Design of Multi-Stage Solvent Extraction Process for Separation of Rare Earth Elements

Flowsheet design and stage determination for the separation of rare earth elements (REEs) using solvent extraction (SX) is a challenging task because of the chemical similarity of the REEs. Low separation factors between the elements and complex equilibrium chemistry provide unique challenges to designing an efficient flowsheet for the separation of elements. The multi-stage nature of the SX process adds further complexity, making the assessment of products for a proposed design and stage combination difficult. Therefore, to develop a SX flowsheet, it is essential to quantify the performance for various design and separation conditions.
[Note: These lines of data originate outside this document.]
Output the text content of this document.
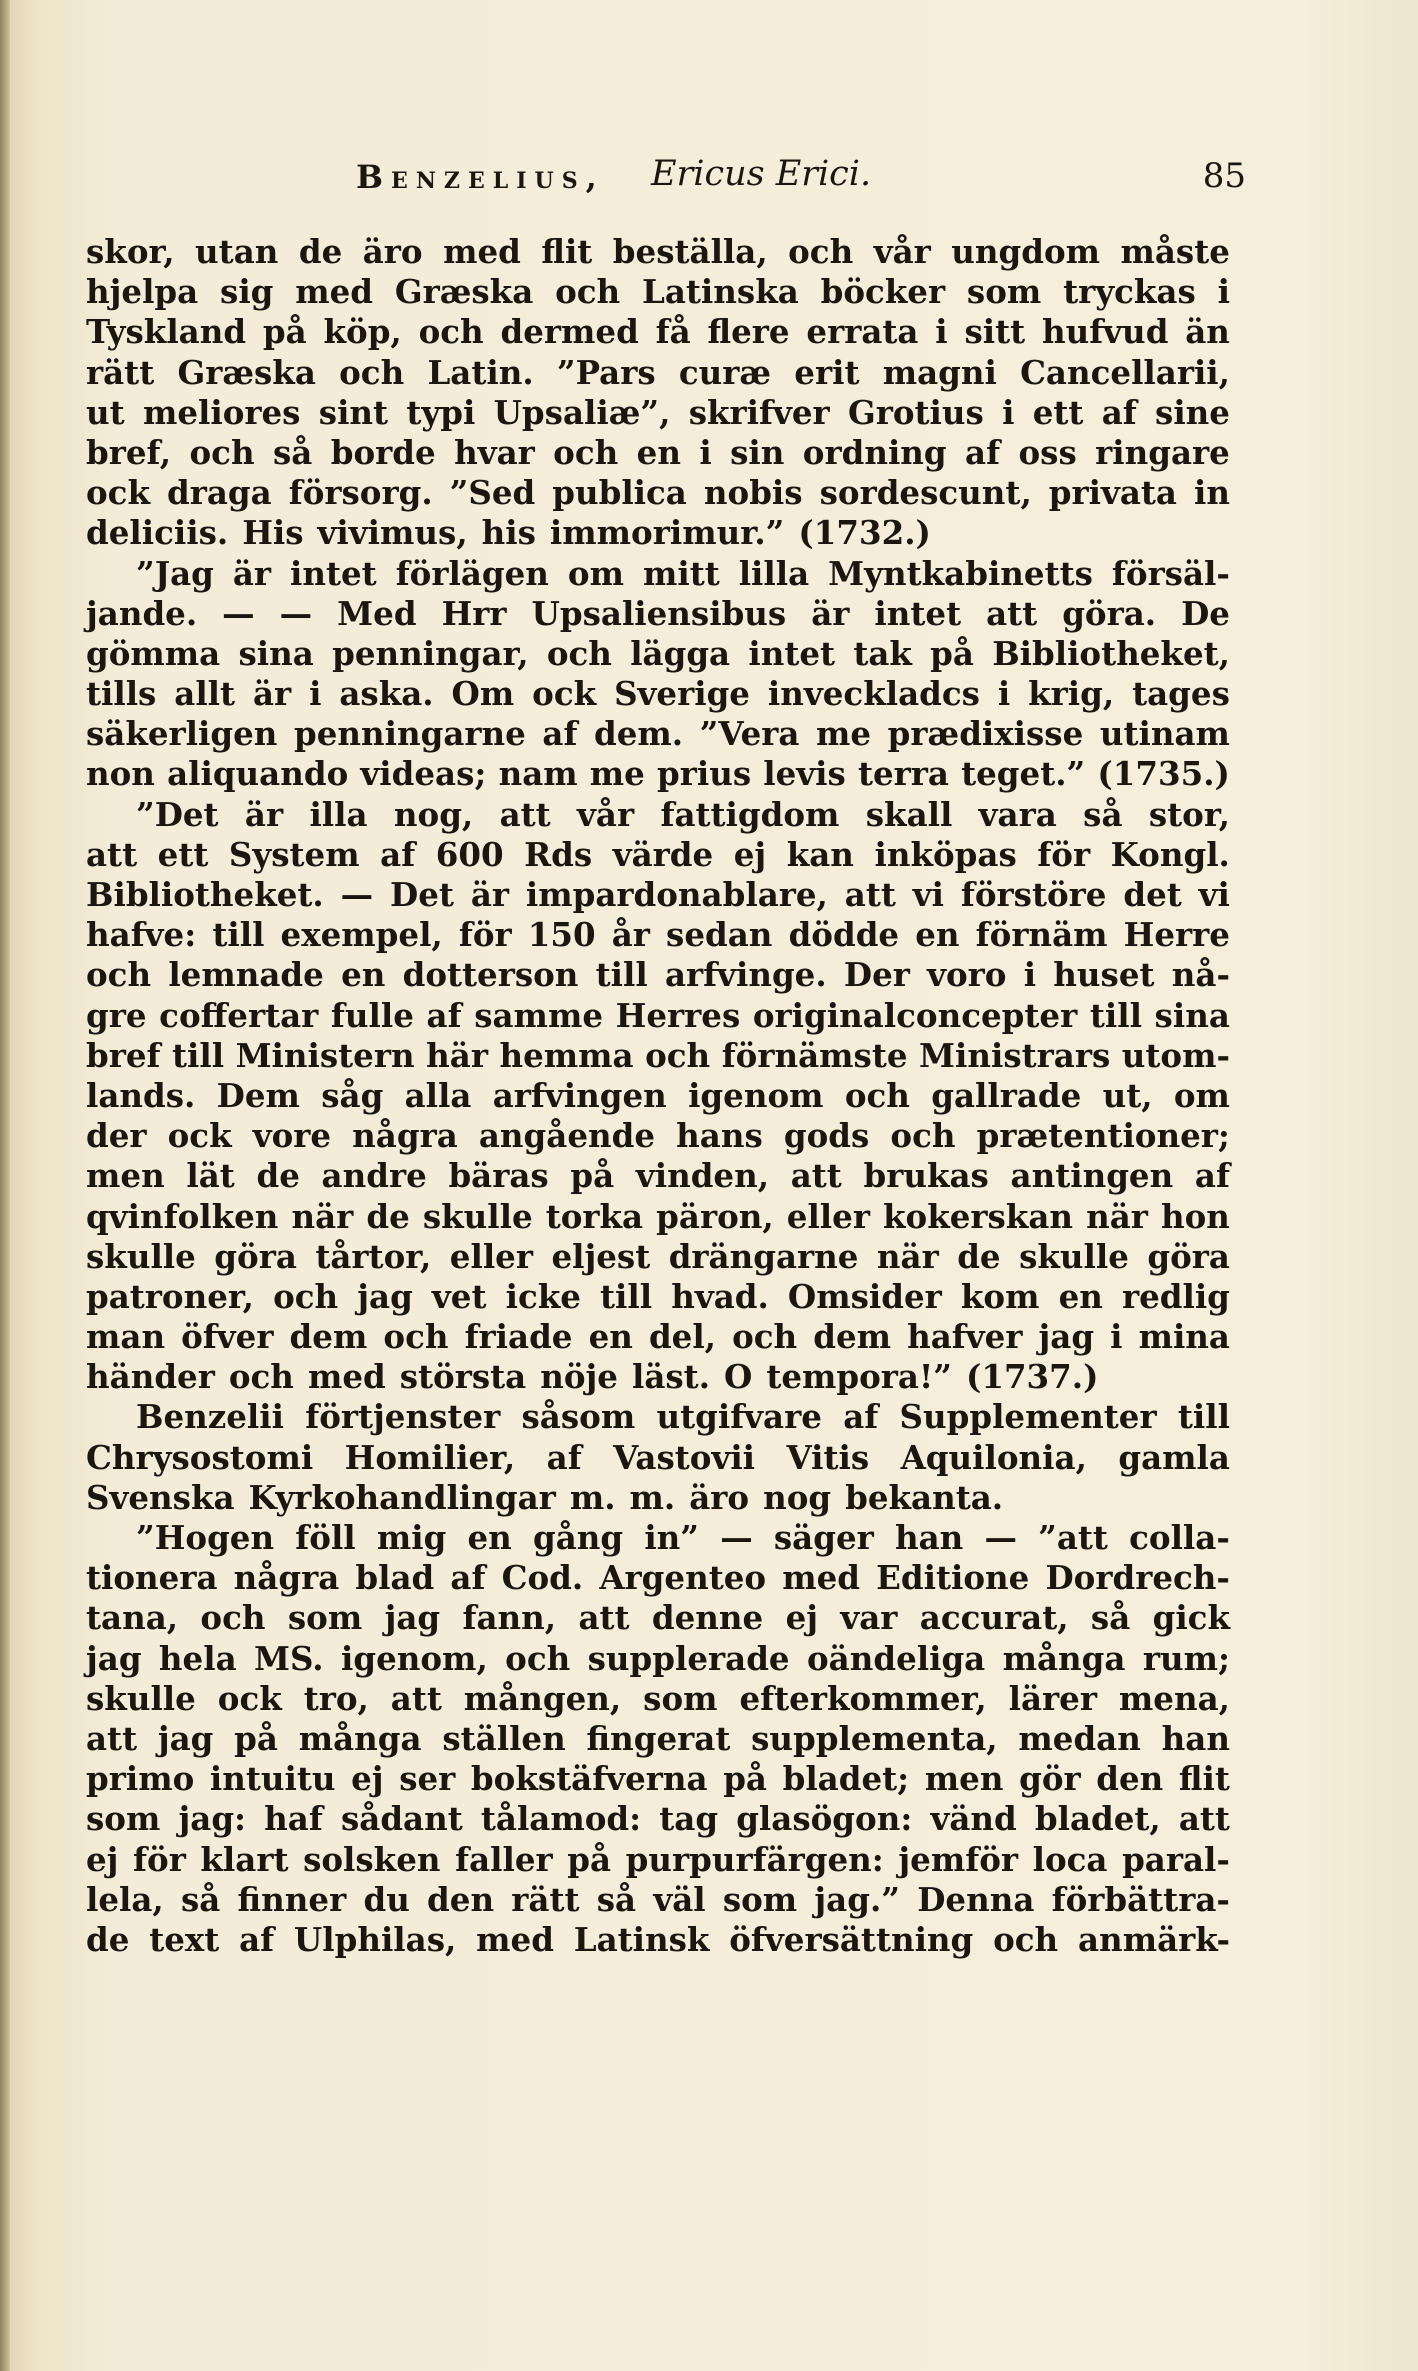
Benzelius, Ericus Erici.	85
skor, utan de äro med flit beställa, och vår ungdom måste
hjelpa sig med Græska och Latinska böcker som tryckas i
Tyskland på köp, och dermed få flere errata i sitt hufvud än
rätt Græska och Latin. ”Pars curæ erit magni Cancellarii,
ut meliores sint typi Upsaliæ”, skrifver Grotius i ett af sine
bref, och så borde hvar och en i sin ordning af oss ringare
ock draga försorg. ”Sed publica nobis sordescunt, privata in
deliciis. His vivimus, his immorimur.” (1732.)
”Jag är intet förlägen om mitt lilla Myntkabinetts försäl-
jande. — — Med Hrr Upsaliensibus är intet att göra. De
gömma sina penningar, och lägga intet tak på Bibliotheket,
tills allt är i aska. Om ock Sverige inveckladcs i krig, tages
säkerligen penningarne af dem. ”Vera me prædixisse utinam
non aliquando videas; nam me prius levis terra teget.” (1735.)
”Det är illa nog, att vår fattigdom skall vara så stor,
att ett System af 600 Rds värde ej kan inköpas för Kongl.
Bibliotheket. — Det är impardonablare, att vi förstöre det vi
hafve: till exempel, för 150 år sedan dödde en förnäm Herre
och lemnade en dotterson till arfvinge. Der voro i huset nå-
gre coffertar fulle af samme Herres originalconcepter till sina
bref till Ministern här hemma och förnämste Ministrars utom-
lands. Dem såg alla arfvingen igenom och gallrade ut, om
der ock vore några angående hans gods och prætentioner;
men lät de andre bäras på vinden, att brukas antingen af
qvinfolken när de skulle torka päron, eller kokerskan när hon
skulle göra tårtor, eller eljest drängarne när de skulle göra
patroner, och jag vet icke till hvad. Omsider kom en redlig
man öfver dem och friade en del, och dem hafver jag i mina
händer och med största nöje läst. O tempora!” (1737.)
Benzelii förtjenster såsom utgifvare af Supplementer till
Chrysostomi Homilier, af Vastovii Vitis Aquilonia, gamla
Svenska Kyrkohandlingar m. m. äro nog bekanta.
”Hogen föll mig en gång in” — säger han — ”att colla-
tionera några blad af Cod. Argenteo med Editione Dordrech-
tana, och som jag fann, att denne ej var accurat, så gick
jag hela MS. igenom, och supplerade oändeliga många rum;
skulle ock tro, att mången, som efterkommer, lärer mena,
att jag på många ställen fingerat supplementa, medan han
primo intuitu ej ser bokstäfverna på bladet; men gör den flit
som jag: haf sådant tålamod: tag glasögon: vänd bladet, att
ej för klart solsken faller på purpurfärgen: jemför loca paral-
lela, så finner du den rätt så väl som jag.” Denna förbättra-
de text af Ulphilas, med Latinsk öfversättning och anmärk-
This paper attempts to address the challenge by utilizing an equilibrium and process modeling approach. Results from a bench-scale study performed on a 10 g/L rare earth salt mixture were used in studying the extraction/stripping behavior and developing equilibrium models. DEHPA with TBP as a phase modifier was used as an extractant, while hydrochloric acid was utilized as a stripping agent. The results obtained were used in developing extraction/stripping models, which were integrated into a process framework of a SX train in a Matlab/Simulink environment. The models were programmed as a function block routine and used for developing a flowsheet, which was simulated for differing separation and design conditions. To identify optimum stage combinations, a particle swarm optimization (PSO) routine was developed and implemented for each SX train. Recovery and purity of elements of interest were used as objective function criteria. The stage combination leading to the minimization of the objective function was used to identify the optimum stage combination for a series of SX trains to attempt a balance of purity and recovery. The models and optimization method were implemented to separate a feed mixture containing REEs, which indicated that 99.52 and 85.41 percent purity is achievable for Yttrium and Lanthanum separation using 8-12-3 and 10-3-5 stage combination for loading, scrubbing, and striping. The model also indicated difficult separability between neodymium, praseodymium, and cerium.